Once again with a sense of reoccurring irony the attention of the nation and world are attuned to the great state of Georgia.
This time the attention is focused on the city of Valdosta and the horrific death of high school student Kendrick Johnson and surrounding events. The Death of Kendrick Johnson has been ruled accidental, however other events create a serious dichotomy that paints a very different and disturbing picture. Since his terrible death his family has been on a tedious quest seeking truth and justice.
The facts remain that Mr. Johnson was found dead in the school gym beneath bleachers, conveniently wrapped in a wrestling mat. Secondly, portions of surveillance camera footage mysteriously disappeared. Third, bodily fluid was found in the general area of his body. And last, to add insult to injury his family had to learn in an independent autopsy that his internal organs were missing only to be replaced by old newspaper!
In addition to the aforementioned there are a number of other inconsistencies that causes one to pause and ask questions that deserve resolution. While I am not a conspiracy theorist please don’t insult my intelligence by hitting me in the head with an acorn and try to convince me the sky is falling! As the adage goes, “something in the milk just ain’t clean!
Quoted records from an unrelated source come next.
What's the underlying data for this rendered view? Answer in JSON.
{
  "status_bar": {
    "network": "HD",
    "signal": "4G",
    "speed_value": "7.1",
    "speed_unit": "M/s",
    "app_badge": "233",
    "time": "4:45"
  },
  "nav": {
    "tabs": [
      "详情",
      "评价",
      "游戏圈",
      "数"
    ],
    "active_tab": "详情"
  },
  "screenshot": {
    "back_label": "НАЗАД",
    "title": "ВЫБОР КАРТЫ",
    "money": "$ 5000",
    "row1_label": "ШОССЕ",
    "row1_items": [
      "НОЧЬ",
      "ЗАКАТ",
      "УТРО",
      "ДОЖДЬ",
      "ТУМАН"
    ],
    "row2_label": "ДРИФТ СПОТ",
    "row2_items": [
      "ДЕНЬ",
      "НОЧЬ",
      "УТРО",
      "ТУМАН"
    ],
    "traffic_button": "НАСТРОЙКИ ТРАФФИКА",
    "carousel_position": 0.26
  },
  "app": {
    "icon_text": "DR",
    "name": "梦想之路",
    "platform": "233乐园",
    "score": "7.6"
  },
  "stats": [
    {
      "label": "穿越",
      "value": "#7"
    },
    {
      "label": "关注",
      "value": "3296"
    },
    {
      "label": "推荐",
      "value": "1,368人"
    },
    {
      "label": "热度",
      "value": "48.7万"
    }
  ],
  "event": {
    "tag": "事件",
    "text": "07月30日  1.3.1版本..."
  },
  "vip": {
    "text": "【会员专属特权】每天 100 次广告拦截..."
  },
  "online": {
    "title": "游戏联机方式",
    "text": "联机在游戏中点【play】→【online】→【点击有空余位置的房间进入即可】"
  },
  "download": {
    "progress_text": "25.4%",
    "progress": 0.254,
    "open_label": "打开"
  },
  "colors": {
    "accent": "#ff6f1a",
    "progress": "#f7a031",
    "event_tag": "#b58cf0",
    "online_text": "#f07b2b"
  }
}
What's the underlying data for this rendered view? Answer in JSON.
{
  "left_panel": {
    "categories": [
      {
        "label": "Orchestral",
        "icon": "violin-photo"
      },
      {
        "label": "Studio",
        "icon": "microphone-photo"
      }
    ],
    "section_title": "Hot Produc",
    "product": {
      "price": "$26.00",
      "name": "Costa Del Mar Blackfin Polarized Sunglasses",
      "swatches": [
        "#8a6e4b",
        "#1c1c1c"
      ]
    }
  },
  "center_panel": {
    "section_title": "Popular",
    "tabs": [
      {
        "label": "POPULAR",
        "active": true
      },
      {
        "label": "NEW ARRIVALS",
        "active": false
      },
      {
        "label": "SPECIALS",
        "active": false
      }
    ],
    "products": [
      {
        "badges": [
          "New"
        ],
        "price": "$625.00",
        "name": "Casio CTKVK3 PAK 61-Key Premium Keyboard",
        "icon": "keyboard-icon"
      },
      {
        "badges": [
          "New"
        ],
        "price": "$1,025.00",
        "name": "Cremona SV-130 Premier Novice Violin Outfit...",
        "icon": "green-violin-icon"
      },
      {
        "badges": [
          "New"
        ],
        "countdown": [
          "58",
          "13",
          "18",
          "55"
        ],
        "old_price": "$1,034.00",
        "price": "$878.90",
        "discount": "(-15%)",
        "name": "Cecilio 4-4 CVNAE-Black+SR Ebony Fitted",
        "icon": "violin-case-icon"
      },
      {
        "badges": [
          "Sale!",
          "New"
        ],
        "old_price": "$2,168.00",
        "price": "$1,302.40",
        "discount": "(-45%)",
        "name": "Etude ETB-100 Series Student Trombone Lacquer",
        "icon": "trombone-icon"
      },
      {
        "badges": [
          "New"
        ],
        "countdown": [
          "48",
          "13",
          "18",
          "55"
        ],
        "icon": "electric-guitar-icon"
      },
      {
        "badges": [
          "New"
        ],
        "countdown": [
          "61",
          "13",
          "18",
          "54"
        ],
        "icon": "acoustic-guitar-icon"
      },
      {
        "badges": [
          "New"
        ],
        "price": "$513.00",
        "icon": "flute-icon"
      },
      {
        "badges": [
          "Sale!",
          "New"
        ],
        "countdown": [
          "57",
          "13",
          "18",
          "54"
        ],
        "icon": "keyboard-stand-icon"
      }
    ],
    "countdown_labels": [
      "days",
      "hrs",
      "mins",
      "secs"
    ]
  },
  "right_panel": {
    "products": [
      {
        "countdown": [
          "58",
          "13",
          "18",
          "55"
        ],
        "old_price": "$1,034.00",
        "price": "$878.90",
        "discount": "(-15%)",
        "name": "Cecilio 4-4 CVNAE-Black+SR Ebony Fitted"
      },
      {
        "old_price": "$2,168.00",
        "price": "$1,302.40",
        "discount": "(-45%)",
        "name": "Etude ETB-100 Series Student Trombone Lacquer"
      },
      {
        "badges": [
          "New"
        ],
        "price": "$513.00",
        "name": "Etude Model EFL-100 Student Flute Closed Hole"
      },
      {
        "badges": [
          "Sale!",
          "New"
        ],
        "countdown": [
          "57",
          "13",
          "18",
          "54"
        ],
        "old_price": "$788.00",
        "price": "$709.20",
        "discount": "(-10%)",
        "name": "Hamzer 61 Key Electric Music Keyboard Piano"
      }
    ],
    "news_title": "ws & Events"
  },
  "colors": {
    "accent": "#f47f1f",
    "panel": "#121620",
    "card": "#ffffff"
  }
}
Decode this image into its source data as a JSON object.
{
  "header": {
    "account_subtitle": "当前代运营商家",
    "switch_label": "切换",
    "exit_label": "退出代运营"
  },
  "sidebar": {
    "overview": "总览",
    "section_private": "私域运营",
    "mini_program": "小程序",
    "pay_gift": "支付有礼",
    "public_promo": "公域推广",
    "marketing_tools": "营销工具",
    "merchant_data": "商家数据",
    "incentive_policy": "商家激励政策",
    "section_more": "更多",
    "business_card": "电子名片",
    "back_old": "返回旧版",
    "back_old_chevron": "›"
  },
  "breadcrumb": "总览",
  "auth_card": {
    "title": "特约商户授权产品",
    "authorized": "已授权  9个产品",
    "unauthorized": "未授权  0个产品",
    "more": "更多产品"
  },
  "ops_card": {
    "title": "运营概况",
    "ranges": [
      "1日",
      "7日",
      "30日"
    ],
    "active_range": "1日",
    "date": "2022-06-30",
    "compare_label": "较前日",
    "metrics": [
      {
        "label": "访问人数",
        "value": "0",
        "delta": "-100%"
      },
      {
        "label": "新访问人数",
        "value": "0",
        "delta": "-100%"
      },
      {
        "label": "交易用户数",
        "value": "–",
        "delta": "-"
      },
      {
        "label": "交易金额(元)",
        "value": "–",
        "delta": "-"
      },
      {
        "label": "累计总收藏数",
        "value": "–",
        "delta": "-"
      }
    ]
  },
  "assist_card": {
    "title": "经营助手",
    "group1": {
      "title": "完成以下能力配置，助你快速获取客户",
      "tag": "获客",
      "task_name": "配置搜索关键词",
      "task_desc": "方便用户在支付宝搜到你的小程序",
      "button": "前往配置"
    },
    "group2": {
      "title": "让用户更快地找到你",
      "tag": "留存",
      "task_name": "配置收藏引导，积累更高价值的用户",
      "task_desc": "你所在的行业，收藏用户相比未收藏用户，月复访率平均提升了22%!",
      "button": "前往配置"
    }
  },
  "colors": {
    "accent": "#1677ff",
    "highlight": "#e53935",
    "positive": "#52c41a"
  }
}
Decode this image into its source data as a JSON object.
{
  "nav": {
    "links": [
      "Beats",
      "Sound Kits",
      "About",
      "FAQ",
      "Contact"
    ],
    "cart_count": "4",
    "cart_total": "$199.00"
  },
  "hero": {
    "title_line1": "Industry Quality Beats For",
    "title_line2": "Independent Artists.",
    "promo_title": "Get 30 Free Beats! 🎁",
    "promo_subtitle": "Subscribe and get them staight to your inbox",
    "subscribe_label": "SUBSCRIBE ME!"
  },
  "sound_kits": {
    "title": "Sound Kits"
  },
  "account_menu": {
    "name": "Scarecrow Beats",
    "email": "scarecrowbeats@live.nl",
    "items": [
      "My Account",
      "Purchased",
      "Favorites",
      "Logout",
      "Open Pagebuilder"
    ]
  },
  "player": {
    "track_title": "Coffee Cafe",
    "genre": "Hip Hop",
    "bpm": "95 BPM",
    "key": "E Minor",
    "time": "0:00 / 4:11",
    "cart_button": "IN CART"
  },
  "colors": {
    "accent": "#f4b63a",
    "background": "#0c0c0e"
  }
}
In my opinion our community at large should be outraged to say the least by the lack of dignity, respect and attention that is being given to this case. It is just another example of the lack of value that continues to be placed on the lives of African-Americans. As unfortunate as it is, Mr. Johnson now joins the ranks of countless others both known and unknown who have met their fate in a similar situation.
I assert that these situations of indignation cannot be allowed to continually be ignored. In the final analysis the city of Valdosta, GA, is just a microcosm of a larger problem in our society. This case in particular is indicative of the value I think that is placed on the lives and existence of African-Americans. I am inclined to agree with Hubert Humphrey who maintained that, the moral test of government is how that government treats those who are in the dawn of life, the children: those who are in the twilight of life, the elderly: and those who are in the shadows of life, the sick, the needy and the handicapped.”
The Reverend Douglas Demetrius Prather, a noted social justice and civil rights activist is the Senior Pastor of the Greater Mountain Baptist Church in Atlanta.